New microarchitectures from Intel are always greeted with a mixture of excitement and trepidation, ever since Netburst arrived on the scene. While the Pentium 4 generation was arguably a successful one from a revenue standpoint, it proved to be something of a heat-prone dead end. Conroe redeemed Intel’s reputation, and the next generation, Nehalem, enhanced the company’s reputation even more. Will the third new redesign since Netburst continue to improve?
When it comes to the overall product mix, Sandy Bridge, or as Intel is calling it, “Second Generation Core Architecture,” will eventually consolidate the mainstream and mobile product lines into one process generation. The current mainstream desktop lineup consists of Lynnfield (45 nm quad-core) and Clarkdale (32 nm dual-core.) Mobile CPUs are similarly bifurcated as Clarksfield (45 nm quad-core) and Arrandale (32 nm dual-core.)
Sandy Bridge will be available in both dual- core and quad-core versions for both desktop and mobile PCs. Intel’s next-generation HD graphics will be fully integrated onto the CPU die--not just the package, as was the case with Arrandale/Clarkdale.
As with Nehalem and Westmere, Sandy Bridge has a split L1 cache with separate data and instruction caches, and a dedicated 256 KB L2 cache per core.

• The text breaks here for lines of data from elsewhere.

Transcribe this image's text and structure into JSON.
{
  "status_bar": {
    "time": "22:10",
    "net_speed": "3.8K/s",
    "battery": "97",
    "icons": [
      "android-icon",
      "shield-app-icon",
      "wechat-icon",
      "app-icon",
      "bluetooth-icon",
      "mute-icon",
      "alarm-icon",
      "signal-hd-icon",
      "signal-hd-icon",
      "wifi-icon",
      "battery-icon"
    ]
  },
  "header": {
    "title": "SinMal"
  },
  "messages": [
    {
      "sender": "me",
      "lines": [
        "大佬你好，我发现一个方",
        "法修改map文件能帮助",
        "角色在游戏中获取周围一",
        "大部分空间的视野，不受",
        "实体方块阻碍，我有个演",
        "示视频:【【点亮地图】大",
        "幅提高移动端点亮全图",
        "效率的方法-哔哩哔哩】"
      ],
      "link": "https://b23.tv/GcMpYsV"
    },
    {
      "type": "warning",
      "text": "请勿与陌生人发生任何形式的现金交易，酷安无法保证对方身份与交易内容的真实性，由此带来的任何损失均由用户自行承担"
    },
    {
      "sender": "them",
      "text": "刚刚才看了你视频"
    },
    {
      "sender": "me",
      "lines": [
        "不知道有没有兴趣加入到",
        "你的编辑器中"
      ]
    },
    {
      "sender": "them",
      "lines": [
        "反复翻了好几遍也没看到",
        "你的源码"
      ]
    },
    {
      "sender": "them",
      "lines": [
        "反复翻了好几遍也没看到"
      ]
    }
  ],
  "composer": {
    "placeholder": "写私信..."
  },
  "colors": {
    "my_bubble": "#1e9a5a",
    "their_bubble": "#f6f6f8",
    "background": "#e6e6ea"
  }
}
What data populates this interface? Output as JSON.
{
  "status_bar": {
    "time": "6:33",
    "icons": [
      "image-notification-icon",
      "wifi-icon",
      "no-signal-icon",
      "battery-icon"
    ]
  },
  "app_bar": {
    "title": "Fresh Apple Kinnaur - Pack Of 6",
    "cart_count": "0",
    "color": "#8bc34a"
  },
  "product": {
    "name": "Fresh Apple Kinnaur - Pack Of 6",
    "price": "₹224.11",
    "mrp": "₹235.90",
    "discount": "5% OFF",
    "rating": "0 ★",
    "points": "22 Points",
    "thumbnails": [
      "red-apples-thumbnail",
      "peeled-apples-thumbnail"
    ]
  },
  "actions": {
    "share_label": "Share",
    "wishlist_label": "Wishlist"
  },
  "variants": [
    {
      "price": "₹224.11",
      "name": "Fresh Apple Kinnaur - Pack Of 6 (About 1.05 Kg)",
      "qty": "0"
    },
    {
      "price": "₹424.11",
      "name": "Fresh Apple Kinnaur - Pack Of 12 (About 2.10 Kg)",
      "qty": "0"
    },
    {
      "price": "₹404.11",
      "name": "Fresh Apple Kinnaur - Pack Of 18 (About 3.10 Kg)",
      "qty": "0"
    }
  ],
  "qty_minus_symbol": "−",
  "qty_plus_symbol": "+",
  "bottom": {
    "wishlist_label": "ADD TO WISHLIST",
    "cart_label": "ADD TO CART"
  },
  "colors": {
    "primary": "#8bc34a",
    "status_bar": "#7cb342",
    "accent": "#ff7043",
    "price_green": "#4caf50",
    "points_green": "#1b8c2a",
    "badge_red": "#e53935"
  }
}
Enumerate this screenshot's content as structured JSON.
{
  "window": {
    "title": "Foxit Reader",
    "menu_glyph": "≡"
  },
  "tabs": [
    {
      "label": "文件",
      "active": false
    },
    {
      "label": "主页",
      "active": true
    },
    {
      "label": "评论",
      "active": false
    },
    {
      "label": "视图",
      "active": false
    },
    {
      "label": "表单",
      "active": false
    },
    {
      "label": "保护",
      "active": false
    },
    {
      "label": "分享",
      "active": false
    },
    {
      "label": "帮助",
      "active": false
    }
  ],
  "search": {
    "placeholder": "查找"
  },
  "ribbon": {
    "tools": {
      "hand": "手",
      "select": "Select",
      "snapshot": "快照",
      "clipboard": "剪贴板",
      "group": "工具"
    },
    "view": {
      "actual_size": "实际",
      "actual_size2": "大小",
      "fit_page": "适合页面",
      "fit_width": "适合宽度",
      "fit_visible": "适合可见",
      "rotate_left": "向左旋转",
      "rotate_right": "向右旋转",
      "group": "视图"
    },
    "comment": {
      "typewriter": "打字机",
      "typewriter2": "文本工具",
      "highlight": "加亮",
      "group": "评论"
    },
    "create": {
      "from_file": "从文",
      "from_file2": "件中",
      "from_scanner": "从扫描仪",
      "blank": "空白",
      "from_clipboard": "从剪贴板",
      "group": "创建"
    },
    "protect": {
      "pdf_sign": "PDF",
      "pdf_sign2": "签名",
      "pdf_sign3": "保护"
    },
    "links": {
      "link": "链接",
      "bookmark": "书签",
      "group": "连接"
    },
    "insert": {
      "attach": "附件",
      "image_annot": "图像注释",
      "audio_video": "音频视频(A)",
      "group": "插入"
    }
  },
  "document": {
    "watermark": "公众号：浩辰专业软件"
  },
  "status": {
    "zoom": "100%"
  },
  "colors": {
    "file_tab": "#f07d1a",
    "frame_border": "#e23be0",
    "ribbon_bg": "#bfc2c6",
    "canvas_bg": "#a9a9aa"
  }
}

Built on Intel’s existing 32 nm process, the microarchitecture includes a variety of key enhancements to the current Westmere/Nehalem architecture:
- A new cache was added for decoded micro-ops (uOps). When loading decoded uOps from this cache, the x86 decode pipeline is turned off, saving power. Improvements were made to the branch prediction engine, improving overall throughput.
- The architecture now supports two load/store ports, instead of just one. The data cache can handle two reads and one store per clock cycle.
- The out-of-order execution engine was rebuilt from scratch, which was needed because Intel wanted to integrate support for 256-bit AVX floating point instructions into the pipeline. The AVX pipeline now includes a physical register file, decreasing data duplication and transfers. Intel estimates that use of the new instructions will increase floating point throughput 2x over the current SSE implementation. Note that Windows users will need Windows 7 SP1 (currently in beta) in order for apps to make use of AVX.
The overall CPU is highly modular, allowing Intel to easily build chips with differing numbers of cores, cache sizes, and even GPU execution units.